CEO turnover just hit its highest level in more than a decade
CEO turnover just hit its highest level in more than a decade.
That’s not trivia. It’s a warning signal.
In 2025, CEO succession across the S&P 500 climbed to roughly 13%. Boards aren’t waiting anymore. They’re making changes sooner — and with far less patience than they had even a few years ago.
This isn’t internal housekeeping. It’s a shift in how risk shows up for investors.
The real question isn’t simply who is leaving.
It’s what kind of leader is stepping in.
Too many portfolios still treat CEOs as interchangeable. In reality, leadership changes reshape execution far faster than balance sheets do.

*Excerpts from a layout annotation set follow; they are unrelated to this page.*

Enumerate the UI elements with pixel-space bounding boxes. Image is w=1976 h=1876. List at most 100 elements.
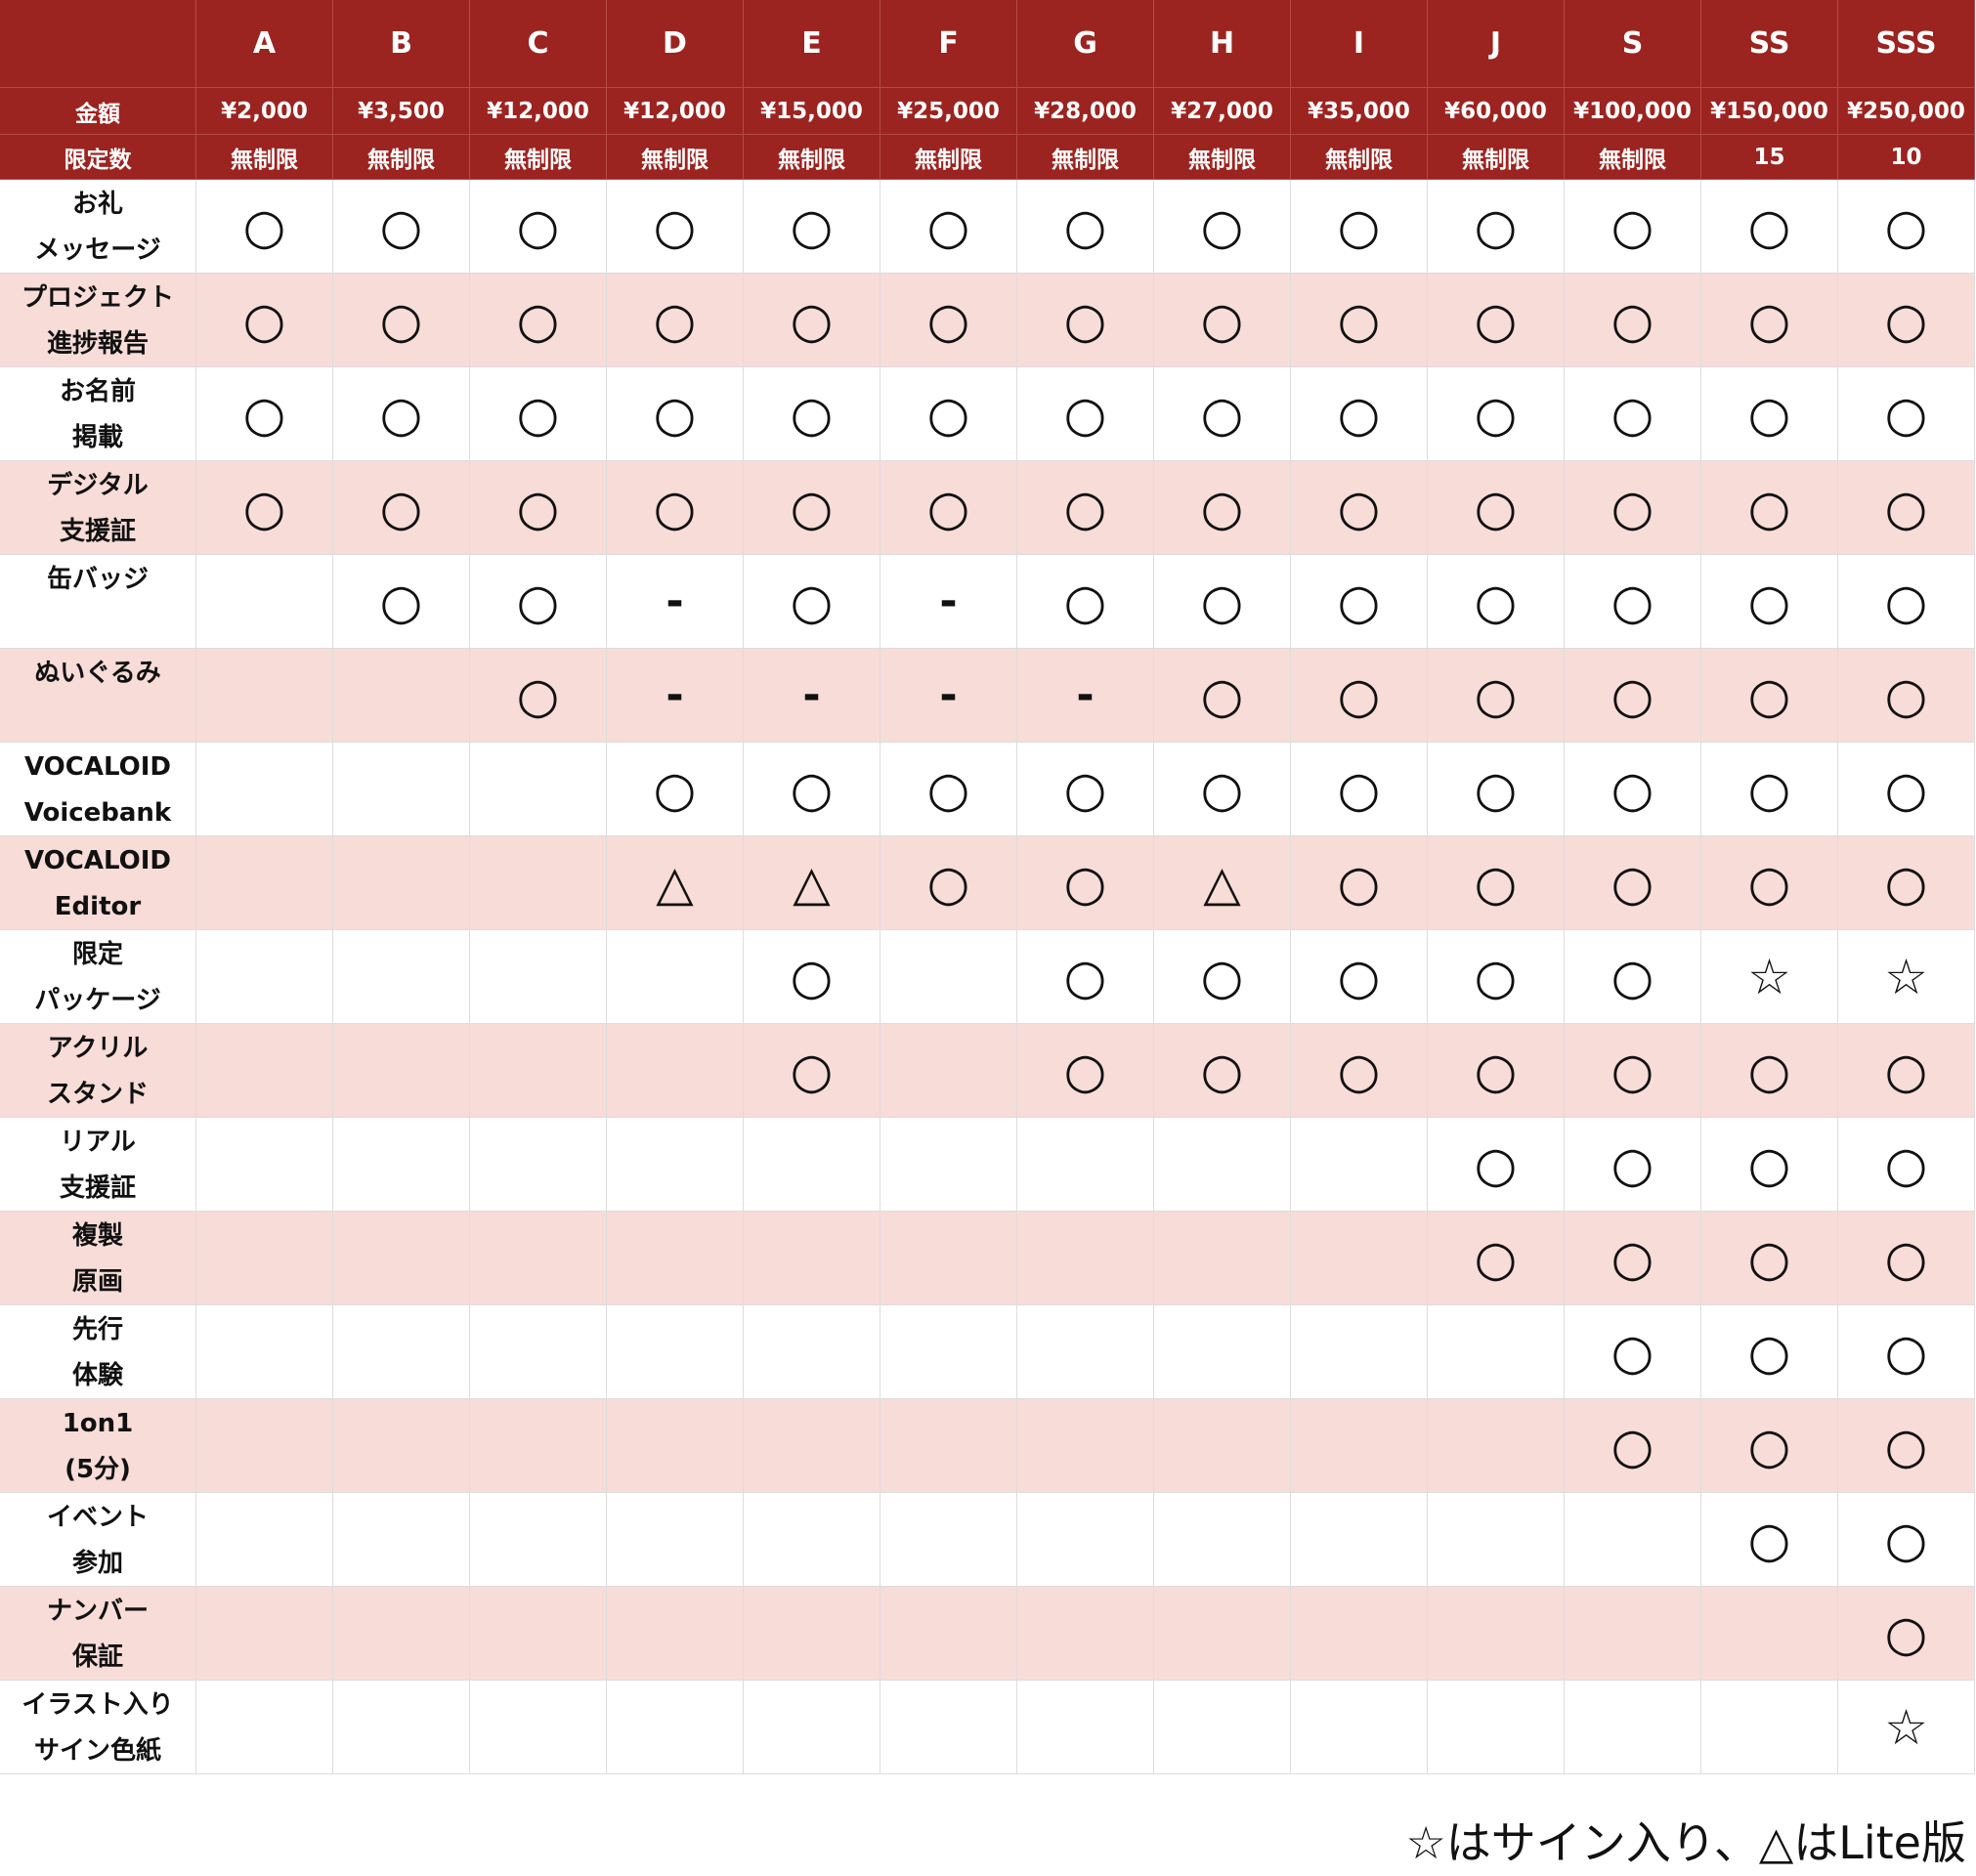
availability-mark: ○ — [470, 555, 607, 649]
availability-mark: ○ — [1701, 180, 1838, 274]
availability-mark: ○ — [470, 461, 607, 555]
empty-cell — [470, 1305, 607, 1399]
empty-cell — [881, 1493, 1017, 1587]
empty-cell — [881, 1681, 1017, 1774]
availability-mark: ○ — [1428, 743, 1565, 836]
availability-mark: ○ — [1565, 649, 1701, 743]
availability-mark: △ — [1154, 836, 1291, 930]
availability-mark: ○ — [1838, 180, 1975, 274]
availability-mark: ☆ — [1838, 930, 1975, 1024]
availability-mark: ○ — [881, 367, 1017, 461]
empty-cell — [196, 1493, 333, 1587]
empty-cell — [1428, 1587, 1565, 1681]
empty-cell — [333, 930, 470, 1024]
availability-mark: - — [881, 649, 1017, 743]
limit: 15 — [1701, 135, 1838, 180]
feature-label-line: メッセージ — [34, 235, 161, 265]
empty-cell — [470, 930, 607, 1024]
availability-mark: ○ — [1428, 1118, 1565, 1212]
availability-mark: ○ — [1017, 367, 1154, 461]
availability-mark: ○ — [1565, 836, 1701, 930]
empty-cell — [333, 1587, 470, 1681]
empty-cell — [1428, 1399, 1565, 1493]
availability-mark: ○ — [1154, 1024, 1291, 1118]
availability-mark: ○ — [1017, 461, 1154, 555]
feature-label-line: 体験 — [71, 1361, 123, 1390]
availability-mark: ○ — [881, 461, 1017, 555]
availability-mark: ○ — [1565, 1399, 1701, 1493]
limit: 無制限 — [1565, 135, 1701, 180]
feature-label-line: お礼 — [71, 190, 123, 219]
limit: 無制限 — [881, 135, 1017, 180]
availability-mark: ○ — [1838, 1212, 1975, 1305]
tier-header: D — [607, 0, 744, 88]
feature-label-line: 進捗報告 — [46, 329, 149, 359]
empty-cell — [470, 1024, 607, 1118]
feature-label-line: デジタル — [47, 471, 149, 500]
availability-mark: ○ — [470, 367, 607, 461]
availability-mark: ○ — [1017, 836, 1154, 930]
availability-mark: ○ — [1428, 555, 1565, 649]
empty-cell — [607, 1118, 744, 1212]
feature-label: 複製 原画 — [0, 1212, 196, 1305]
availability-mark: ○ — [1838, 743, 1975, 836]
availability-mark: ○ — [1838, 555, 1975, 649]
feature-label-line: VOCALOID — [24, 752, 171, 782]
availability-mark: ○ — [1701, 649, 1838, 743]
feature-label-line: 掲載 — [71, 423, 123, 452]
empty-cell — [1291, 1305, 1428, 1399]
empty-cell — [1565, 1587, 1701, 1681]
empty-cell — [1291, 1681, 1428, 1774]
availability-mark: ○ — [1838, 836, 1975, 930]
feature-label-line: ぬいぐるみ — [34, 659, 161, 688]
feature-label-line: Editor — [54, 892, 142, 921]
availability-mark: ○ — [1565, 555, 1701, 649]
empty-cell — [607, 1399, 744, 1493]
availability-mark: ○ — [1565, 367, 1701, 461]
availability-mark: ○ — [1428, 274, 1565, 367]
availability-mark: ○ — [1428, 1212, 1565, 1305]
tier-header: A — [196, 0, 333, 88]
availability-mark: ○ — [1838, 367, 1975, 461]
availability-mark: ○ — [1701, 1118, 1838, 1212]
empty-cell — [1017, 1305, 1154, 1399]
empty-cell — [607, 1493, 744, 1587]
availability-mark: ○ — [333, 555, 470, 649]
availability-mark: ○ — [1565, 274, 1701, 367]
empty-cell — [470, 1212, 607, 1305]
availability-mark: ○ — [1701, 1493, 1838, 1587]
feature-label-line: リアル — [60, 1128, 136, 1157]
empty-cell — [196, 1399, 333, 1493]
availability-mark: ○ — [470, 649, 607, 743]
empty-cell — [1428, 1681, 1565, 1774]
empty-cell — [1017, 1587, 1154, 1681]
feature-label-line: お名前 — [59, 377, 136, 406]
availability-mark: ○ — [744, 743, 881, 836]
availability-mark: ○ — [1291, 461, 1428, 555]
empty-cell — [881, 1587, 1017, 1681]
empty-cell — [744, 1212, 881, 1305]
availability-mark: ○ — [1017, 1024, 1154, 1118]
empty-cell — [1291, 1118, 1428, 1212]
availability-mark: ○ — [1701, 367, 1838, 461]
availability-mark: ○ — [1017, 930, 1154, 1024]
empty-cell — [196, 1305, 333, 1399]
availability-mark: ○ — [1838, 1493, 1975, 1587]
availability-mark: ○ — [1838, 1024, 1975, 1118]
empty-cell — [470, 1493, 607, 1587]
empty-cell — [1565, 1493, 1701, 1587]
empty-cell — [1701, 1681, 1838, 1774]
availability-mark: ○ — [333, 274, 470, 367]
availability-mark: ○ — [1017, 555, 1154, 649]
availability-mark: ○ — [1701, 461, 1838, 555]
feature-label: イベント 参加 — [0, 1493, 196, 1587]
feature-label-line: (5分) — [64, 1455, 131, 1484]
feature-label-line: 支援証 — [59, 1173, 136, 1203]
availability-mark: ○ — [1017, 274, 1154, 367]
price: ¥2,000 — [196, 88, 333, 135]
feature-label-line: アクリル — [47, 1034, 149, 1063]
limit: 無制限 — [607, 135, 744, 180]
price: ¥15,000 — [744, 88, 881, 135]
feature-label: デジタル 支援証 — [0, 461, 196, 555]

Here’s what the data — and experience — keep showing:
➤ Frequent CEO changes disrupt capital decisions and stall execution at exactly the wrong time
➤ One-third to half of new CEOs are coming from outside, increasing transition risk and early missteps
➤ Boards are acting faster on strategy failures and ethics issues, shortening downside timelines for investors
This reinforces something I’ve seen repeatedly:
If you’re not actively tracking leadership fit, you’re almost certainly understating the real risk embedded in your public equity exposure.
At Eagle Talon, we don’t treat CEO changes as headlines.
We treat them as turning points that reshape execution, culture, capital allocation, and how markets interpret results — often well before the numbers reflect it.
So here’s the question I’d leave you with:
In your portfolio, do you know which CEOs are simply keeping the seat warm — and which ones can actually create value when conditions change?